Recently, I blogged on blood vessel-making stem cells located in the walls of blood vessels. New work on these cells from the University of Pittsburgh has shown that these CD146+ cells can also abate heart damage after a heart attack.
The ability of endothelial progenitor cells or EPCs to repair skeletal muscle is well established, but the ability of these cells to repair a damaged heart is unknown. Johnny Huard from the McGowan Institute for Regenerative Medicine at the University of Pittsburgh and his group investigated the therapeutic capabilities of human blood vessel-derived EPCs that had been isolated from skeletal muscle to treat heart disease in mice.
When mice that had been given infusions of EPCs after a heart attack were compared with mice that had received a placebo, the EPC transplanted mice definitely fared much better. Echocardiographic studies of the hearts showed that EPC transplantation reduced enlargement of the left ventricle (the main pumping chamber of the heart), and also significantly improved the ability of the heart to contract.
In addition to comparing the ability of EPCs to improve the function of the heart after a heart attack with placebos, they were also compared to stem cells known to make skeletal muscle. These stem cells are called “CD56+ myogenic progenitor cells,” which is a mouthful. CD56+ myogenic progenitor cells or CD56+ MPCs can form skeletal muscle; and infusions of them can improve the structure of the heart after a heart attack and prevent it from deteriorating. However, transplanted EPCs were superior to CD56+ MPCs in their ability to heal the heart after a heart attack.
The transplanted EPCs were able to substantially reduced scarring in the heart, and significantly reduced inflammation in the heart.
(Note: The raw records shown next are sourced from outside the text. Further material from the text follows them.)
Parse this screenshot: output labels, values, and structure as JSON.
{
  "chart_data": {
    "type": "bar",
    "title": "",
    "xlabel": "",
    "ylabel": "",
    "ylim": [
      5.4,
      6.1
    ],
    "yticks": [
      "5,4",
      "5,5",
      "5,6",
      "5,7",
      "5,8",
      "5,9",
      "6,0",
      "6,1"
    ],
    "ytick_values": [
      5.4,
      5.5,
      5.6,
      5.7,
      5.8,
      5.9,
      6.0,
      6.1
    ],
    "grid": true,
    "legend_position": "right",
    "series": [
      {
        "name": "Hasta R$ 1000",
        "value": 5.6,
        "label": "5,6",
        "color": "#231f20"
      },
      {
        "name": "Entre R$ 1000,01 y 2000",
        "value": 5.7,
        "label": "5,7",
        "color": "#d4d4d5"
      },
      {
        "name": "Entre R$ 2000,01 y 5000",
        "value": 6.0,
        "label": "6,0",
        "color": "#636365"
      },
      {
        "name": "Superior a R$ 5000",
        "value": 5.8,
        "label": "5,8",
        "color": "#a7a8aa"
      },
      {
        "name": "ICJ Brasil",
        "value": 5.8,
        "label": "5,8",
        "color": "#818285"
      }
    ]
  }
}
In fact, then the culture medium in which EPCs were grown was injected into mouse hearts after a heart attack, this medium also suppressed inflammation in the heart.
When Huard and his co-workers examined the genes made in the EPCs, they found that these stem cells cranked out proteins known to decrease inflammation (IL-6, LIF, COX-2 and HMOX-1 for those who are interested), especially when the cells were grown under low oxygen conditions. This is significant because in the heart after a heart attack, blood vessels have died off and the supply of blood to the heart is compromised. The fact that these cells are able to do this under these harsh conditions shows that they make exactly the most desirable molecules under these conditions.
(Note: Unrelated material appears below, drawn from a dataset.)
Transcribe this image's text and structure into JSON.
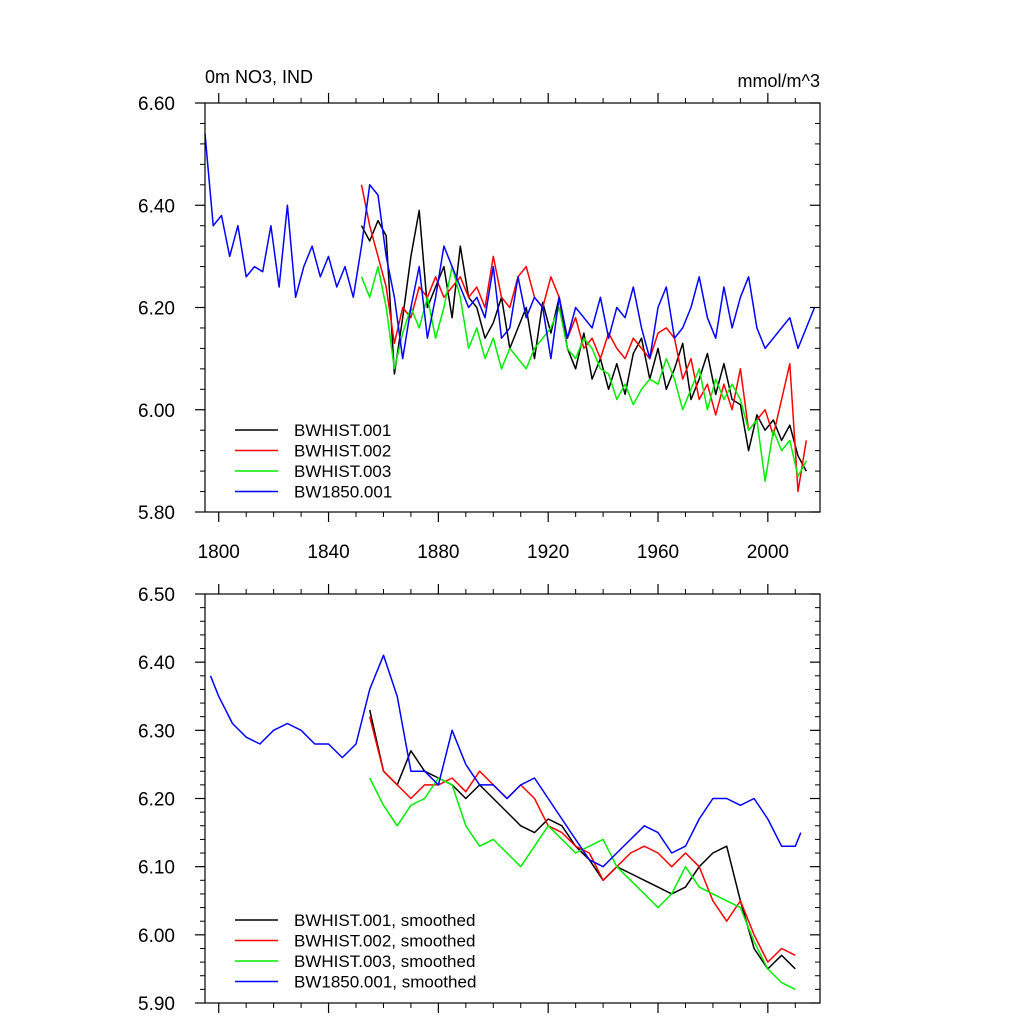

The biggest boon for these cells came from examinations of blood vessel formation in the heart. Blood vessel production in the EPC-transplanted hearts was significantly increased. The EPCs formed a host of new blood vessels and extending “microvascular structures” or smaller supporting blood vessels and larger capillary networks too.
Once again, when grown under oxygen poor conditions, the EPCs jacked up their expression of pro-blood vessel-making molecules (VEGF-A, PDGF-β, TGF-β1 and their receptors). When EPCs were labeled with a green-glowing protein, fluorescence tracking showed that they actually fused with heart cells, although it must be emphasized that this was a minor event.
These pre-clinical studies show remarkable improvements in the heart after a heart attack, and they apparently induce these improvements through several different mechanisms. They make new structures and they secrete useful molecules. These significantly successful results should provide the basis for clinical trials with these cells.